Il ministro dell'Economia tenta di rassicurare gli italiani: "Non ci saranno nuove entrate da eventuali nuove tasse". Il risanamento "dei conti deve continuare, ma ci vuole una crescita sostenibile"

Milano - Sarà una finanziaria di "tregua fiscale". Il ministro dell’Economia, Tommaso Padoa-Schioppa dal palco della festa nazionale dell’Udeur di Telese, assicura che nella prossima manovra economica "non ci saranno nuove entrate" da eventuali nuove tasse. Questo, puntualizza il ministro, anche se "il risanamento dei conti deve continuare". E perché continui, aggiunge, ci vuole "una crescita sostenibile soprattutto da un punto di vista sociale". Per questa ragione, insiste il ministro, la Finanziaria "dovrà reperire risorse procedendo soprattutto con un taglio delle spese".

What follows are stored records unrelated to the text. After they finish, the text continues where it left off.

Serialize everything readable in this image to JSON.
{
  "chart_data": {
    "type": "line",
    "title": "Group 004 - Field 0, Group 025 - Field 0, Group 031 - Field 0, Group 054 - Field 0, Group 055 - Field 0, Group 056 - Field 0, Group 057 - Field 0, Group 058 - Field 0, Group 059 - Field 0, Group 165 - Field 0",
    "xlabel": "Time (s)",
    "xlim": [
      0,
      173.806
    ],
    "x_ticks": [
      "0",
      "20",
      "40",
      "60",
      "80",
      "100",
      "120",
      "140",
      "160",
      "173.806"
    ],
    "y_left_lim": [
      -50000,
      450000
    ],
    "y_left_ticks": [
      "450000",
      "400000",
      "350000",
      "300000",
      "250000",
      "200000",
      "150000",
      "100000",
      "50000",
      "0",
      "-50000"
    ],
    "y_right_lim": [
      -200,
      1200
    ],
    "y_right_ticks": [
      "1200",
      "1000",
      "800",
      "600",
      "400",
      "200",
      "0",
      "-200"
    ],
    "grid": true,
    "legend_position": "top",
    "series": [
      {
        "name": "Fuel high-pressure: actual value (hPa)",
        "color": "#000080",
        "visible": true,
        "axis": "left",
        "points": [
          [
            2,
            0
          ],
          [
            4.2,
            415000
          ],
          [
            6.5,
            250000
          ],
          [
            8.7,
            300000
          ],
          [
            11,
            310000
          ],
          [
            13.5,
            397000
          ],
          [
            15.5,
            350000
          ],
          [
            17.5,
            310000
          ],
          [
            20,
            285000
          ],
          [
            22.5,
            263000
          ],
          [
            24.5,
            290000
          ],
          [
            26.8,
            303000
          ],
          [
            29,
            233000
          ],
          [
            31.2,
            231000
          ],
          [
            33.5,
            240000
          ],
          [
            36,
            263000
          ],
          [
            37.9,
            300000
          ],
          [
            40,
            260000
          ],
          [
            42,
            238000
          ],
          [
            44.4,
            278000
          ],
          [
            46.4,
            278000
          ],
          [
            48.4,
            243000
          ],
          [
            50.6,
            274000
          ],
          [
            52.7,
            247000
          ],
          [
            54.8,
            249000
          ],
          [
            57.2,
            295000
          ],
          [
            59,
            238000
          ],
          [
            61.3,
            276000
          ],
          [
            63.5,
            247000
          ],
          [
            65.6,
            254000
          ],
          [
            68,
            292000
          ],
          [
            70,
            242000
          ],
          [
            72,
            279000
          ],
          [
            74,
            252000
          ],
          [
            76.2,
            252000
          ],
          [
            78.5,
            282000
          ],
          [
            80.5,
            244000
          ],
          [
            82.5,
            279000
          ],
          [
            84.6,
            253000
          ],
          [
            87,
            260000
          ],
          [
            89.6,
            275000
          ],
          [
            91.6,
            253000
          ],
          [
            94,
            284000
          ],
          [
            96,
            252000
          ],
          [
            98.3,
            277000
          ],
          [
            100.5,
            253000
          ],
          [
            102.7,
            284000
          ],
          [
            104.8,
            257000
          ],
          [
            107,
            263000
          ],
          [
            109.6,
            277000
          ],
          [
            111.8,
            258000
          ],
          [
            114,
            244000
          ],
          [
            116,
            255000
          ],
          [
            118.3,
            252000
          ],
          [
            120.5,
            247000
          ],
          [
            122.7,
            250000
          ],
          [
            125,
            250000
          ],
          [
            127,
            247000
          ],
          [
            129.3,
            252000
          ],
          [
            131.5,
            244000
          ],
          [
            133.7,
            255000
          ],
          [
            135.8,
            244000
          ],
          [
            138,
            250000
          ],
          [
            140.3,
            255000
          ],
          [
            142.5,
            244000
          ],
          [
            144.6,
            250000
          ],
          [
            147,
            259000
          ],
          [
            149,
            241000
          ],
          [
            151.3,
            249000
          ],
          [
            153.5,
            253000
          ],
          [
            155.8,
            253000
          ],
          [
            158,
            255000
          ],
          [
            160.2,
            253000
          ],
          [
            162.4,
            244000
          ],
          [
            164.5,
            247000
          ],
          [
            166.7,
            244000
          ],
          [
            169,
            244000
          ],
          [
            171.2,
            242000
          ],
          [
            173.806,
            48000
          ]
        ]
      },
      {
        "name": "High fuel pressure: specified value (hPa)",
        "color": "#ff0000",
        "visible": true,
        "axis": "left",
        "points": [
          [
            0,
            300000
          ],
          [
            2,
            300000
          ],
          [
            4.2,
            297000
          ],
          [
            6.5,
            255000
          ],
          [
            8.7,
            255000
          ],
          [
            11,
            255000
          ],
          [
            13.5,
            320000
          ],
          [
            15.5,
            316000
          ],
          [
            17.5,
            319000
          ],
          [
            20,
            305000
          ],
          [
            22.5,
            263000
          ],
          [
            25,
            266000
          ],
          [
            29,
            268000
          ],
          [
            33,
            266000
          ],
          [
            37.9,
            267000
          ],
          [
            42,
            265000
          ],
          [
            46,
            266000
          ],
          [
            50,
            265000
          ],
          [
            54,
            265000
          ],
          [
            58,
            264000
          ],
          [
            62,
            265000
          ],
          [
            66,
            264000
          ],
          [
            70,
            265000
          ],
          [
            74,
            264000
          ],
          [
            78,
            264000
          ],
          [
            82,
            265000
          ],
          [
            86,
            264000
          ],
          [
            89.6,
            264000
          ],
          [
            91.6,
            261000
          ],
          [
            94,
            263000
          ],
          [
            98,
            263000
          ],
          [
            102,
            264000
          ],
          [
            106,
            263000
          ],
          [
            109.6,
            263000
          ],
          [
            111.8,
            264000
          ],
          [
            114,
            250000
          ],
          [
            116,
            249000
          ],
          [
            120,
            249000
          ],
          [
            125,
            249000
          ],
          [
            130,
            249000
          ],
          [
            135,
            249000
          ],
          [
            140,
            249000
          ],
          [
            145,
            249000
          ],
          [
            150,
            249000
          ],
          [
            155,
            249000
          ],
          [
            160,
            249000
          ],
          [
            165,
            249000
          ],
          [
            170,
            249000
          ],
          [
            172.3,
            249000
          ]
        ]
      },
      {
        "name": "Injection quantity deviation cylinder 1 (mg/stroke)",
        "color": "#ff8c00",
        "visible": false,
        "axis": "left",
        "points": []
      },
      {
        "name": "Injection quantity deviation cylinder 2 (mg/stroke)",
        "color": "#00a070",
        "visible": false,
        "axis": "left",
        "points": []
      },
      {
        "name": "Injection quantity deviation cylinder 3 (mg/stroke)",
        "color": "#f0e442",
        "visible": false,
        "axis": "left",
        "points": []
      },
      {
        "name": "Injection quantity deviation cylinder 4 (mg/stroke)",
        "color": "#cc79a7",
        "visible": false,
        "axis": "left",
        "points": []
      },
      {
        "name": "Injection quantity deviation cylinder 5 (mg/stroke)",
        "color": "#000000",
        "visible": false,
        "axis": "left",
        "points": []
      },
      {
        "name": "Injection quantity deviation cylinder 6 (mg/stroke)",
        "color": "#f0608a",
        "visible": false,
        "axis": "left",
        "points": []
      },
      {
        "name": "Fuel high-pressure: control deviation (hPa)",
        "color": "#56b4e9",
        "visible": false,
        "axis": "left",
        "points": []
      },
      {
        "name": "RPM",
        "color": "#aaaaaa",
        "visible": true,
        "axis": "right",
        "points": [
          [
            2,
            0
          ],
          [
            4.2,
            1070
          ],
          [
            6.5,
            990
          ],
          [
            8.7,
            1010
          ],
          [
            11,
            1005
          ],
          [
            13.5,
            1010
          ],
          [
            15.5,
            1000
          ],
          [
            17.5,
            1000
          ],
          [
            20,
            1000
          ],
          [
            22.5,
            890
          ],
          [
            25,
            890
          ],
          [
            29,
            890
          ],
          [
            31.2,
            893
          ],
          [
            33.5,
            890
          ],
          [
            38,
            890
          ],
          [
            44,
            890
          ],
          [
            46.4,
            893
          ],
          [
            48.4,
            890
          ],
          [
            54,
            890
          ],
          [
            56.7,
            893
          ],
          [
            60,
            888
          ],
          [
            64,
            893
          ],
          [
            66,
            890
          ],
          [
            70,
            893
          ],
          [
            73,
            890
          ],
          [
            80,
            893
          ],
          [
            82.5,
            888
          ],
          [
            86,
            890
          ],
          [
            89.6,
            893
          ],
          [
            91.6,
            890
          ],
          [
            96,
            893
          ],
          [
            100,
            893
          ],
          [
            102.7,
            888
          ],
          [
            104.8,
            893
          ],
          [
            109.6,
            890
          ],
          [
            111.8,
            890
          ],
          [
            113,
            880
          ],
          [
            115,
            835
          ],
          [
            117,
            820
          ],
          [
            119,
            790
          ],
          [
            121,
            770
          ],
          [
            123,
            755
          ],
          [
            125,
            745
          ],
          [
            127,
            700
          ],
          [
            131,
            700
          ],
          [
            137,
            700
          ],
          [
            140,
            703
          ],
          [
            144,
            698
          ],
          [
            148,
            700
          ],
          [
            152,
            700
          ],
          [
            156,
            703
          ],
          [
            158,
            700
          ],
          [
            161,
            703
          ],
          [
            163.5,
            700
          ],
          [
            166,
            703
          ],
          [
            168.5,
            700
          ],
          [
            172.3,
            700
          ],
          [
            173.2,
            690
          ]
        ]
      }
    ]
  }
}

"Bisogna andare avanti, tenere la rotta, insistere, non cambiare strada". Così il ministro dell’Economia, intervenendo alla festa dell’Udeur, risponde alla domanda che dà il titolo al dibattito di apertura: 'Finanziaria: che fare?'. Il ministro sottolinea che il calo di consensi subìto dal Governo in questo periodo è in qualche modo fisiologico: "Non c’è nessun Governo che un anno dopo vincerebbe le elezioni - osserva - il governo più popolare è quello appena eletto", dice riferendosi all’entusiasmo riscosso dal presidente francese Sarkozy. "Se la strada è quella giusta - assicura Padoa-Schioppa - darà i suoi frutti in tempi più lunghi di un anno. I problemi più gravi del nostro Paese non si risolvono nemmeno in cinque anni, ma in dieci anni".

"Possibile rallentamento dell'economia mondiale" Le considerazioni del ministro fanno riferimento all’ipotesi che la crisi sui mercati finanziari si possa riflettere in un rallentamento della crescita dell’economia a livello mondiale. "Nell’economia mondiale ci sono elementi di squilibrio che richiedono un aggiustamento che può comportare un rallentamento nella crescita", osserva Padoa-Schioppa. Guardando al passato, aggiunge il ministro, "sono stato smentito in questa valutazione dal dinamismo che ha fatto registrare comunque la crescita a livello mondiale, può darsi che sia smentito anche questa volta". Quello che è certo, ribadisce Padoa-Schioppa, è che nelle settimane scorse si sia "avvertito uno squilibrio nell’economia mondiale che ha bisogno di cambiamenti radicali".